1% doesn’t seem like that much?
If you’ve read two of my recent book reviews, you would see the parallels in investing strategies to what Buffet is describing – investing should be boring and NOT done with active fund managers. Also, keep it simple stupid (KISS)…
Both the 99 Minute Millionaire and The Smartest Investment Book You’ll Ever Read argue that low-cost index funds are the vehicle to use for investing – they both strongly oppose active fund managers.
If you’ve seen my post on how you can become a millionaire by solely investing in a Roth IRA over 30 years, what I didn’t talk about is fees. Let’s say you are charged 1%.
A $5,500 contribution each year for 30 years equates to over $1 million with a 10% return. If you are charged 1% fees over the same 30 year period, you would have paid almost $93,000 in fees.
Compare that to some of Vanguard’s low-cost index funds that have charge one-tenth of that (0.1%) – you would only pay around $10,000 in fees and you would likely get a better return! AND, you would save over $80,000!
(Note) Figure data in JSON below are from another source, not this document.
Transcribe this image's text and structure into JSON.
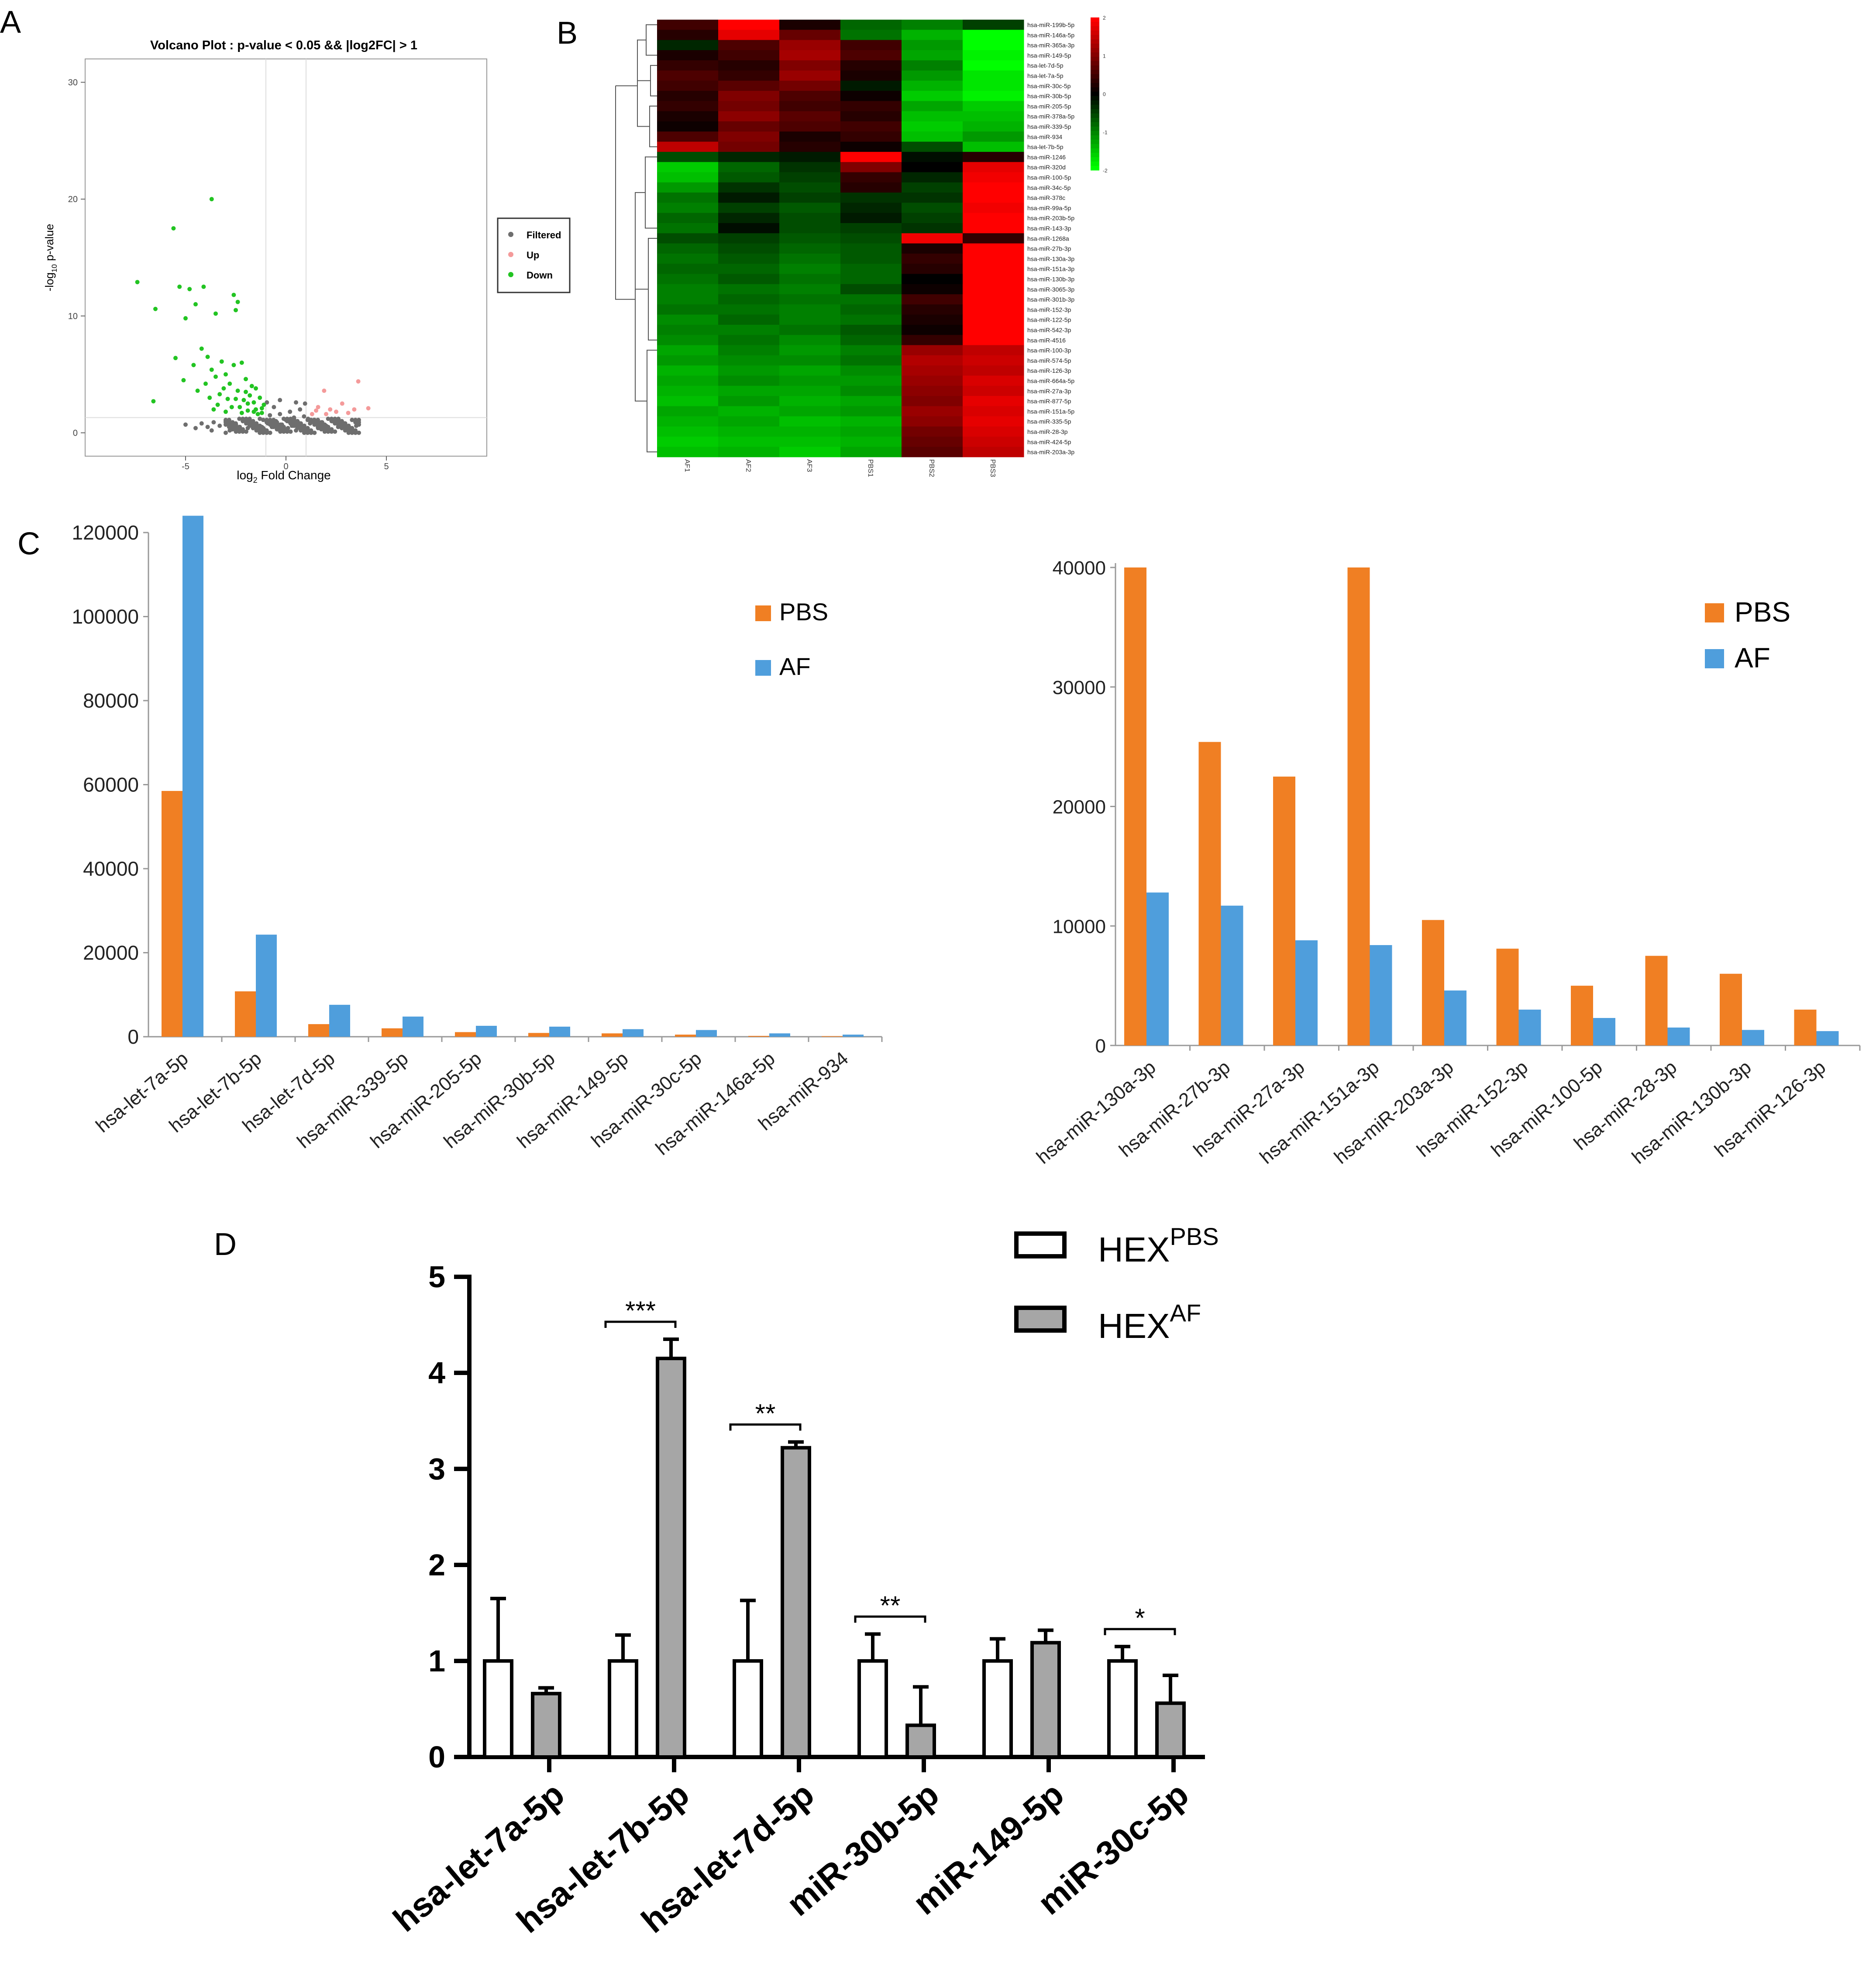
{
  "panel_labels": {
    "a": "A",
    "b": "B",
    "c": "C",
    "d": "D"
  },
  "colors": {
    "pbs_bar": "#F07F23",
    "af_bar": "#4F9EDC",
    "up_point": "#F49A9A",
    "down_point": "#22C422",
    "filtered_point": "#6E6E6E",
    "hex_af_bar": "#A6A6A6",
    "hex_pbs_bar": "#FFFFFF",
    "heatmap_high": "#FF0000",
    "heatmap_mid": "#000000",
    "heatmap_low": "#00FF00"
  },
  "chart_data": [
    {
      "id": "volcano",
      "type": "scatter",
      "title": "Volcano Plot : p-value < 0.05 && |log2FC| > 1",
      "xlabel_main": "log",
      "xlabel_sub": "2",
      "xlabel_rest": " Fold Change",
      "ylabel_main": "-log",
      "ylabel_sub": "10",
      "ylabel_rest": " p-value",
      "xlim": [
        -10,
        10
      ],
      "ylim": [
        -2,
        32
      ],
      "xticks": [
        -5,
        0,
        5
      ],
      "yticks": [
        0,
        10,
        20,
        30
      ],
      "threshold_lines": {
        "x": [
          -1,
          1
        ],
        "y": 1.3
      },
      "legend": [
        "Filtered",
        "Up",
        "Down"
      ],
      "legend_position": "right",
      "down_points": [
        [
          -3.7,
          20.0
        ],
        [
          -5.6,
          17.5
        ],
        [
          -7.4,
          12.9
        ],
        [
          -6.5,
          10.6
        ],
        [
          -5.3,
          12.5
        ],
        [
          -4.8,
          12.3
        ],
        [
          -4.5,
          11.0
        ],
        [
          -5.0,
          9.8
        ],
        [
          -4.1,
          12.5
        ],
        [
          -3.5,
          10.2
        ],
        [
          -2.6,
          11.8
        ],
        [
          -2.4,
          11.2
        ],
        [
          -2.5,
          10.5
        ],
        [
          -5.5,
          6.4
        ],
        [
          -6.6,
          2.7
        ],
        [
          -5.1,
          4.5
        ],
        [
          -4.6,
          5.8
        ],
        [
          -4.2,
          7.2
        ],
        [
          -3.9,
          6.5
        ],
        [
          -3.7,
          5.4
        ],
        [
          -3.5,
          4.8
        ],
        [
          -3.2,
          6.1
        ],
        [
          -3.0,
          5.0
        ],
        [
          -2.8,
          4.2
        ],
        [
          -2.6,
          5.8
        ],
        [
          -2.4,
          3.6
        ],
        [
          -2.2,
          6.0
        ],
        [
          -2.0,
          4.6
        ],
        [
          -1.8,
          3.2
        ],
        [
          -1.6,
          2.6
        ],
        [
          -1.5,
          2.0
        ],
        [
          -1.3,
          3.0
        ],
        [
          -1.2,
          1.7
        ],
        [
          -1.1,
          2.4
        ],
        [
          -4.4,
          3.6
        ],
        [
          -3.8,
          3.0
        ],
        [
          -3.4,
          2.4
        ],
        [
          -3.1,
          3.8
        ],
        [
          -2.9,
          2.9
        ],
        [
          -2.7,
          2.2
        ],
        [
          -2.5,
          2.9
        ],
        [
          -2.3,
          2.2
        ],
        [
          -2.1,
          2.8
        ],
        [
          -1.9,
          1.9
        ],
        [
          -1.7,
          4.0
        ],
        [
          -1.4,
          1.6
        ],
        [
          -4.0,
          4.2
        ],
        [
          -3.3,
          3.3
        ],
        [
          -2.2,
          1.7
        ],
        [
          -1.9,
          2.5
        ],
        [
          -1.6,
          1.8
        ],
        [
          -1.2,
          2.1
        ],
        [
          -3.6,
          2.0
        ],
        [
          -3.0,
          1.8
        ],
        [
          -2.0,
          3.5
        ],
        [
          -1.5,
          3.8
        ]
      ],
      "up_points": [
        [
          1.3,
          1.6
        ],
        [
          1.6,
          2.2
        ],
        [
          1.9,
          3.6
        ],
        [
          2.2,
          2.0
        ],
        [
          2.5,
          1.8
        ],
        [
          2.8,
          2.5
        ],
        [
          3.1,
          1.7
        ],
        [
          3.4,
          2.0
        ],
        [
          3.6,
          4.4
        ],
        [
          4.1,
          2.1
        ],
        [
          1.5,
          1.9
        ],
        [
          2.0,
          1.6
        ]
      ],
      "filtered_points": [
        [
          -4.5,
          0.4
        ],
        [
          -4.2,
          0.8
        ],
        [
          -3.9,
          0.5
        ],
        [
          -3.6,
          0.9
        ],
        [
          -3.3,
          0.6
        ],
        [
          -3.0,
          1.0
        ],
        [
          -2.7,
          0.3
        ],
        [
          -2.5,
          0.8
        ],
        [
          -2.3,
          0.5
        ],
        [
          -2.1,
          1.1
        ],
        [
          -1.9,
          0.4
        ],
        [
          -1.7,
          0.9
        ],
        [
          -1.5,
          0.6
        ],
        [
          -1.3,
          1.2
        ],
        [
          -1.1,
          0.3
        ],
        [
          -0.9,
          0.8
        ],
        [
          -0.8,
          1.5
        ],
        [
          -0.7,
          0.5
        ],
        [
          -0.6,
          2.2
        ],
        [
          -0.5,
          1.0
        ],
        [
          -0.4,
          0.3
        ],
        [
          -0.3,
          1.6
        ],
        [
          -0.2,
          0.7
        ],
        [
          -0.1,
          0.2
        ],
        [
          0.0,
          1.1
        ],
        [
          0.1,
          0.4
        ],
        [
          0.2,
          1.8
        ],
        [
          0.3,
          0.6
        ],
        [
          0.4,
          1.3
        ],
        [
          0.5,
          0.2
        ],
        [
          0.6,
          0.9
        ],
        [
          0.7,
          2.0
        ],
        [
          0.8,
          0.5
        ],
        [
          0.9,
          1.4
        ],
        [
          1.0,
          0.3
        ],
        [
          1.2,
          0.8
        ],
        [
          1.4,
          1.1
        ],
        [
          1.6,
          0.4
        ],
        [
          1.8,
          0.9
        ],
        [
          2.0,
          0.6
        ],
        [
          2.3,
          1.0
        ],
        [
          2.6,
          0.5
        ],
        [
          2.9,
          0.8
        ],
        [
          3.2,
          0.4
        ],
        [
          3.5,
          0.6
        ],
        [
          -5.0,
          0.7
        ],
        [
          -0.95,
          2.6
        ],
        [
          0.95,
          2.5
        ],
        [
          -2.8,
          0.2
        ],
        [
          -1.2,
          0.5
        ],
        [
          0.2,
          0.9
        ],
        [
          1.1,
          1.2
        ],
        [
          -0.3,
          2.8
        ],
        [
          0.5,
          2.6
        ],
        [
          -3.7,
          0.2
        ],
        [
          2.1,
          0.2
        ]
      ]
    },
    {
      "id": "heatmap",
      "type": "heatmap",
      "columns": [
        "AF1",
        "AF2",
        "AF3",
        "PBS1",
        "PBS2",
        "PBS3"
      ],
      "rows": [
        "hsa-miR-199b-5p",
        "hsa-miR-146a-5p",
        "hsa-miR-365a-3p",
        "hsa-miR-149-5p",
        "hsa-let-7d-5p",
        "hsa-let-7a-5p",
        "hsa-miR-30c-5p",
        "hsa-miR-30b-5p",
        "hsa-miR-205-5p",
        "hsa-miR-378a-5p",
        "hsa-miR-339-5p",
        "hsa-miR-934",
        "hsa-let-7b-5p",
        "hsa-miR-1246",
        "hsa-miR-320d",
        "hsa-miR-100-5p",
        "hsa-miR-34c-5p",
        "hsa-miR-378c",
        "hsa-miR-99a-5p",
        "hsa-miR-203b-5p",
        "hsa-miR-143-3p",
        "hsa-miR-1268a",
        "hsa-miR-27b-3p",
        "hsa-miR-130a-3p",
        "hsa-miR-151a-3p",
        "hsa-miR-130b-3p",
        "hsa-miR-3065-3p",
        "hsa-miR-301b-3p",
        "hsa-miR-152-3p",
        "hsa-miR-122-5p",
        "hsa-miR-542-3p",
        "hsa-miR-4516",
        "hsa-miR-100-3p",
        "hsa-miR-574-5p",
        "hsa-miR-126-3p",
        "hsa-miR-664a-5p",
        "hsa-miR-27a-3p",
        "hsa-miR-877-5p",
        "hsa-miR-151a-5p",
        "hsa-miR-335-5p",
        "hsa-miR-28-3p",
        "hsa-miR-424-5p",
        "hsa-miR-203a-3p"
      ],
      "values": [
        [
          0.5,
          2.0,
          0.2,
          -0.8,
          -1.0,
          -0.5
        ],
        [
          0.3,
          1.8,
          0.8,
          -0.9,
          -1.4,
          -2.0
        ],
        [
          -0.3,
          0.6,
          1.2,
          0.5,
          -1.2,
          -2.0
        ],
        [
          0.2,
          0.5,
          1.3,
          0.6,
          -1.3,
          -1.9
        ],
        [
          0.4,
          0.3,
          1.0,
          0.3,
          -1.0,
          -2.0
        ],
        [
          0.6,
          0.4,
          1.2,
          0.2,
          -1.2,
          -1.8
        ],
        [
          0.5,
          0.7,
          0.9,
          -0.2,
          -1.4,
          -1.8
        ],
        [
          0.3,
          1.0,
          0.6,
          0.1,
          -1.6,
          -1.9
        ],
        [
          0.4,
          0.9,
          0.5,
          0.4,
          -1.3,
          -1.6
        ],
        [
          0.2,
          1.1,
          0.7,
          0.3,
          -1.5,
          -1.5
        ],
        [
          0.1,
          0.8,
          0.6,
          0.5,
          -1.6,
          -1.4
        ],
        [
          0.6,
          1.0,
          0.2,
          0.4,
          -1.5,
          -1.2
        ],
        [
          1.5,
          0.9,
          0.3,
          0.1,
          -0.6,
          -1.5
        ],
        [
          -0.6,
          -0.3,
          -0.2,
          2.0,
          -0.1,
          0.3
        ],
        [
          -1.6,
          -0.8,
          -0.4,
          1.0,
          0.0,
          1.8
        ],
        [
          -1.5,
          -0.7,
          -0.5,
          0.4,
          -0.3,
          1.9
        ],
        [
          -1.2,
          -0.4,
          -0.6,
          0.3,
          -0.5,
          2.0
        ],
        [
          -0.9,
          -0.2,
          -0.5,
          -0.4,
          -0.4,
          2.0
        ],
        [
          -1.0,
          -0.5,
          -0.7,
          -0.3,
          -0.6,
          1.9
        ],
        [
          -0.8,
          -0.3,
          -0.6,
          -0.2,
          -0.5,
          2.0
        ],
        [
          -0.9,
          -0.1,
          -0.6,
          -0.5,
          -0.4,
          2.0
        ],
        [
          -0.6,
          -0.5,
          -0.7,
          -0.6,
          1.9,
          0.4
        ],
        [
          -0.8,
          -0.6,
          -0.8,
          -0.7,
          0.2,
          2.0
        ],
        [
          -0.9,
          -0.7,
          -0.9,
          -0.7,
          0.4,
          2.0
        ],
        [
          -0.8,
          -0.8,
          -1.0,
          -0.8,
          0.3,
          2.0
        ],
        [
          -0.9,
          -0.7,
          -0.9,
          -0.8,
          0.0,
          2.0
        ],
        [
          -1.0,
          -0.9,
          -1.0,
          -0.6,
          0.1,
          2.0
        ],
        [
          -1.0,
          -0.8,
          -0.9,
          -0.9,
          0.5,
          2.0
        ],
        [
          -0.9,
          -0.9,
          -1.0,
          -0.8,
          0.3,
          2.0
        ],
        [
          -1.1,
          -0.8,
          -1.0,
          -0.9,
          0.2,
          2.0
        ],
        [
          -1.0,
          -1.0,
          -0.9,
          -0.7,
          0.1,
          2.0
        ],
        [
          -1.1,
          -0.9,
          -1.1,
          -0.8,
          0.4,
          2.0
        ],
        [
          -1.3,
          -1.0,
          -1.2,
          -1.0,
          1.2,
          1.5
        ],
        [
          -1.2,
          -1.1,
          -1.1,
          -0.9,
          1.4,
          1.6
        ],
        [
          -1.4,
          -1.2,
          -1.3,
          -1.1,
          1.3,
          1.5
        ],
        [
          -1.3,
          -1.1,
          -1.2,
          -1.2,
          1.2,
          1.7
        ],
        [
          -1.4,
          -1.3,
          -1.3,
          -1.1,
          1.1,
          1.6
        ],
        [
          -1.5,
          -1.2,
          -1.4,
          -1.3,
          1.0,
          1.8
        ],
        [
          -1.3,
          -1.4,
          -1.3,
          -1.2,
          1.2,
          1.7
        ],
        [
          -1.4,
          -1.3,
          -1.5,
          -1.4,
          1.1,
          1.8
        ],
        [
          -1.5,
          -1.4,
          -1.4,
          -1.3,
          0.9,
          1.7
        ],
        [
          -1.6,
          -1.5,
          -1.5,
          -1.4,
          0.8,
          1.6
        ],
        [
          -1.5,
          -1.4,
          -1.6,
          -1.3,
          0.7,
          1.5
        ]
      ],
      "color_scale": {
        "min": -2,
        "max": 2
      },
      "colorbar_ticks": [
        "2",
        "1",
        "0",
        "-1",
        "-2"
      ],
      "dendrogram": "row"
    },
    {
      "id": "bar-left",
      "type": "bar",
      "categories": [
        "hsa-let-7a-5p",
        "hsa-let-7b-5p",
        "hsa-let-7d-5p",
        "hsa-miR-339-5p",
        "hsa-miR-205-5p",
        "hsa-miR-30b-5p",
        "hsa-miR-149-5p",
        "hsa-miR-30c-5p",
        "hsa-miR-146a-5p",
        "hsa-miR-934"
      ],
      "series": [
        {
          "name": "PBS",
          "values": [
            58500,
            10800,
            3000,
            2000,
            1100,
            900,
            800,
            500,
            200,
            150
          ]
        },
        {
          "name": "AF",
          "values": [
            126000,
            24300,
            7600,
            4800,
            2600,
            2400,
            1800,
            1600,
            800,
            500
          ]
        }
      ],
      "ylim": [
        0,
        120000
      ],
      "yticks": [
        0,
        20000,
        40000,
        60000,
        80000,
        100000,
        120000
      ],
      "legend_position": "top-right"
    },
    {
      "id": "bar-right",
      "type": "bar",
      "categories": [
        "hsa-miR-130a-3p",
        "hsa-miR-27b-3p",
        "hsa-miR-27a-3p",
        "hsa-miR-151a-3p",
        "hsa-miR-203a-3p",
        "hsa-miR-152-3p",
        "hsa-miR-100-5p",
        "hsa-miR-28-3p",
        "hsa-miR-130b-3p",
        "hsa-miR-126-3p"
      ],
      "series": [
        {
          "name": "PBS",
          "values": [
            40000,
            25400,
            22500,
            40000,
            10500,
            8100,
            5000,
            7500,
            6000,
            3000
          ]
        },
        {
          "name": "AF",
          "values": [
            12800,
            11700,
            8800,
            8400,
            4600,
            3000,
            2300,
            1500,
            1300,
            1200
          ]
        }
      ],
      "ylim": [
        0,
        40000
      ],
      "yticks": [
        0,
        10000,
        20000,
        30000,
        40000
      ],
      "legend_position": "top-right"
    },
    {
      "id": "bar-d",
      "type": "bar",
      "categories": [
        "hsa-let-7a-5p",
        "hsa-let-7b-5p",
        "hsa-let-7d-5p",
        "miR-30b-5p",
        "miR-149-5p",
        "miR-30c-5p"
      ],
      "series": [
        {
          "name": "HEX",
          "name_sup": "PBS",
          "values": [
            1.0,
            1.0,
            1.0,
            1.0,
            1.0,
            1.0
          ],
          "errors": [
            0.65,
            0.27,
            0.63,
            0.28,
            0.23,
            0.15
          ]
        },
        {
          "name": "HEX",
          "name_sup": "AF",
          "values": [
            0.66,
            4.15,
            3.22,
            0.33,
            1.19,
            0.56
          ],
          "errors": [
            0.06,
            0.2,
            0.06,
            0.4,
            0.13,
            0.29
          ]
        }
      ],
      "significance": [
        "",
        "***",
        "**",
        "**",
        "",
        "*"
      ],
      "ylim": [
        0,
        5
      ],
      "yticks": [
        0,
        1,
        2,
        3,
        4,
        5
      ],
      "legend_position": "top-right"
    }
  ]
}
I just ran a quick calculation on the numbers in my 401(k). If I get charged 1% for management fees, which is close to what I get charged in my 401(k), and I continue to max out my 401(k), I will pay a total of $30,840 in fees over the next 10 years.
How to take action
Take time to look into the fees you are being charged on your investments. I know Personal Capital offers some features that analyze the fees in your investments. I wasn’t able to get Personal Capital running because they don’t support my company’s 401(k) provided, so I can’t provide a comprehensive overview.
If you can’t use Personal Capital, either manually go into your account and look at your statement to see the fees you are being charged. Or, go directly to the company that manages your investments and ask for a breakdown. If the person you talk to says they can’t share that information – ask for their manager. They have to disclose what they are charging you!
Once you understand what you are being charged, look for lower-cost options. For me, I was able to basically build my target 2050 fund with Admiral Vanguard shares. Admiral shares are lower-cost shares Vanguard offers. For my Roth IRA and my wife’s Roth IRA, we moved away from American Funds. American Funds was charging 5% on each contribution we made.
Last week, I read two awesome articles that discuss fees. One by Liz over at Chief Mom Officer, and one by Financial Panther (FP).
Liz actually has some good options in her 401(k). The S&P 500 Index has a good return and the cost ratio is very low. However, Liz had a stat that still baffles me. Almost 40% of people at her company are invested in a fixed income fund. Unless there are a significant number of people close to retirement, or these people are extremely risk-averse, these people are not investing to get a good return!
FP’s article discusses the four reasons why people invest in expensive funds.
– Someone told you to invest that way
– Selecting funds based on the brand name
– Thinking administrative fees are the only fees that you pay
– You think you can beat the market.
FP suggests investing with a company like Vanguard or Fidelity too. It is easy to get started with Vanguard or Fidelity, and they offer very low-cost index funds to invest in.